Delhi High Court: Right to Education Stops Short of Picking Your Dream School

In a significant ruling on EWS admissions under the Right to Education (RTE) Act, the Delhi High Court dismissed an appeal by Pooja, guardian of Baby Devanshi Jaiswar, against private school Aadharshila Vidyapeeth and the Directorate of Education (DoE). A Division Bench led by Chief Justice Devendra Kumar Upadhyaya and Justice Tejas Karia upheld a single judge's order, emphasizing that while the RTE Act promotes social inclusion, it doesn't guarantee admission to a specific school once the academic year concludes without interim court protection.

From Draw of Lots to Courtroom Drama

The saga began in early 2023 when Pooja applied for her ward's Class I admission to Aadharshila Vidyapeeth under the EWS/DG category, submitting required documents like income and caste certificates. On March 14, 2023, the DoE's computerized draw of lots selected the child for the school. But when Pooja approached for document verification, the school barred entry, claiming EWS admissions would follow only after general category seats filled—placing the child on a waiting list.

Repeated communications yielded no relief. On October 7, 2023, Pooja filed a writ petition (W.P.(C) 13354/2023) seeking a mandamus for admission in the 2023-2024 academic year. During hearings, the DoE revealed vacancies in Class I at the school, but a tussle emerged: the school argued DoE had over-allocated EWS seats (from 4 to 2) based on a prior representation. The single judge noted chaos potential if post-lottery changes were allowed but sought affidavits.

By May 8, 2024, the single judge dismissed the petition, citing the Ankit Kumar v.

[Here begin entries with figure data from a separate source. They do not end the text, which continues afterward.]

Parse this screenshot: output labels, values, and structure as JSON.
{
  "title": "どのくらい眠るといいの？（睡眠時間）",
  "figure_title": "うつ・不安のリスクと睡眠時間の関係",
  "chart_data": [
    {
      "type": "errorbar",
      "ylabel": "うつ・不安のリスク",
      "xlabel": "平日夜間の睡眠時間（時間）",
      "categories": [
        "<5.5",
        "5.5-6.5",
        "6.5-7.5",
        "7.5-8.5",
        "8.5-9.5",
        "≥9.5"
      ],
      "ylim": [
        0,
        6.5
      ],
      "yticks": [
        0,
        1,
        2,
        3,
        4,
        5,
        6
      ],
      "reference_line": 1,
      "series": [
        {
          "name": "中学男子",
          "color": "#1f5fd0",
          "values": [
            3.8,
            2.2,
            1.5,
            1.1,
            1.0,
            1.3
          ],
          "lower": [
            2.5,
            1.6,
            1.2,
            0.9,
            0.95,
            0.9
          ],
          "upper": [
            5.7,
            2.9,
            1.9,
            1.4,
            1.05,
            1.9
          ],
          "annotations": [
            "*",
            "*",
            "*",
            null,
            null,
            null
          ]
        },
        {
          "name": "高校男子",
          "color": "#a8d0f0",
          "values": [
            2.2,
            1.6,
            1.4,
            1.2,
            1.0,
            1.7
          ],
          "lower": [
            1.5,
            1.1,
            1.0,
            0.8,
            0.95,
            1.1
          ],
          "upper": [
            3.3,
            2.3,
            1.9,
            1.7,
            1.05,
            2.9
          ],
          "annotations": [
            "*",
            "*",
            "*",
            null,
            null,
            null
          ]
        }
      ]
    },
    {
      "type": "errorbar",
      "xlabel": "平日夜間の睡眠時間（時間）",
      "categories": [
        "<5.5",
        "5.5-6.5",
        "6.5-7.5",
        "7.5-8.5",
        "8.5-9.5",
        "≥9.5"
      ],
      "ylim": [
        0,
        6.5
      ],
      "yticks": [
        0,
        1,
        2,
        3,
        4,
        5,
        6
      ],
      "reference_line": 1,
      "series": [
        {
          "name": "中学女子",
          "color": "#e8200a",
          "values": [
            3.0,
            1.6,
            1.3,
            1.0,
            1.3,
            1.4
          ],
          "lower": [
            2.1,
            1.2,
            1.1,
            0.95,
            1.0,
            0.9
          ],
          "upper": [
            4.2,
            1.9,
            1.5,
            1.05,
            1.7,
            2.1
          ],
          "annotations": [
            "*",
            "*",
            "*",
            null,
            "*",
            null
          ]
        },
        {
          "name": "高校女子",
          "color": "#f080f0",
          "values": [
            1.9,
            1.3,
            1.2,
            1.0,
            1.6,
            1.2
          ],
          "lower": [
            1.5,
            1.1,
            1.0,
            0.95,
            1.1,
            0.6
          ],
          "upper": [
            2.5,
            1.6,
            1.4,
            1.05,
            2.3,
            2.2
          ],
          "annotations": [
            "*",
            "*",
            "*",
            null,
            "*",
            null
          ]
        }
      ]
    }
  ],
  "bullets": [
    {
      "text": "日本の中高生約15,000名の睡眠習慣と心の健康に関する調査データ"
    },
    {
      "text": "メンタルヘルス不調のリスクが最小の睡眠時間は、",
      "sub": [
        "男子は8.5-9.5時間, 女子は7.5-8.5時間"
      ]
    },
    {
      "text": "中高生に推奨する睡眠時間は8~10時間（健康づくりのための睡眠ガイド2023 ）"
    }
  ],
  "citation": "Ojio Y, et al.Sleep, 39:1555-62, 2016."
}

GNCTD precedent—no provisional admission or seat reservation meant no relief post-2023-2024 year-end. Unfilled KG/pre-primary seats would carry forward for fresh EWS applicants in 2024-2025 Class I. Pooja appealed (LPA 810/2024), seeking "moulding" of relief to Class II in 2024-2025.

Appellant's Push for Justice vs. Respondents' Stand on Process

Pooja argued her writ was filed within 2023-2024, blaming the school's unjust refusal despite no fault on her part. She invoked S. Krishna Sradha v. State of Andhra Pradesh (Supreme Court, 2020), urging exceptional molding—increasing seats or next-year admission—for meritorious RTE claimants. Pendency shouldn't penalize the child; specific relief to Aadharshila Vidyapeeth was essential.

The school countered via DoE affidavits: an alternate preferred school, Spring Fields Public School, Pitampura (same distance from home), was allotted on July 1, 2023. The child never reported, despite it matching choices in the original form. DoE offered municipal school admission during appeal hearings, but Pooja declined, insisting on the original allotment. Post-lottery seat tweaks were legitimate, and without interim orders, no seat creation possible.

Decoding the Verdict: Precedents and Principles at Play

The Division Bench dissected the single judge's reliance on Ankit Kumar v. GNCTD (2024:DHC:3161), which categorized petitioners: those with provisional admission or reserved seats could shift classes post-year; others lose claims as rights "perish" with the academic year. Unfilled seats carry forward openly, not reserved.

Distinguishing S. Krishna Sradha (MBBS admissions), the court noted its "rarest of rare" seat-increase directive applied pre-cutoff (October 30), inapplicable here as 2023-2024 had lapsed. Siddharth International Public School affirmed carry-forward of unfilled pre-primary seats, but not for bypassed years without protection.

Crucially, RTE's Section 12(1)(c) mandates 25% EWS reservation for inclusion, but as media reports echoed, "such a right to education cannot be translated into right to select a particular school." DoE's alternate allotment fulfilled duties; rejection forfeited leverage.

Key Observations from the Bench

"There is no cavil that the RTE Act is a beneficial legislation with an objective to achieve social inclusion and to ensure that School becomes a common space for children’s education not differentiated by barriers of caste, ethnic group, or caste lines. However, such a right to education cannot be translated into right to select a particular school." (Para 21)

"In the cases where there is no interim order of provisional admission or direction of reserving a seat passed by the Court during the pendency of the petition, the right of the student to be granted admission in the school allotted by the DoE would perish after the Academic Year is over." (Para 25)

"The Appellant was allotted an alternate School by Respondent No. 2 – DoE on 01.07.2023 itself, which was one of the preferred Schools chosen by the Appellant in her application form." (Para 20)

Final Call: Appeal Dismissed, Broader Implications

On March 25, 2026, the bench dismissed the appeal and applications, finding "no infirmity" in the impugned order. No costs ordered.

This reinforces procedural discipline in EWS admissions: seek interim relief promptly or risk year-end finality. Future claimants must prioritize provisional orders; schools/DoE gain clarity on post-lottery adjustments. It balances RTE equity with administrative fairness, potentially curbing "school shopping" while urging DoE transparency on school classes.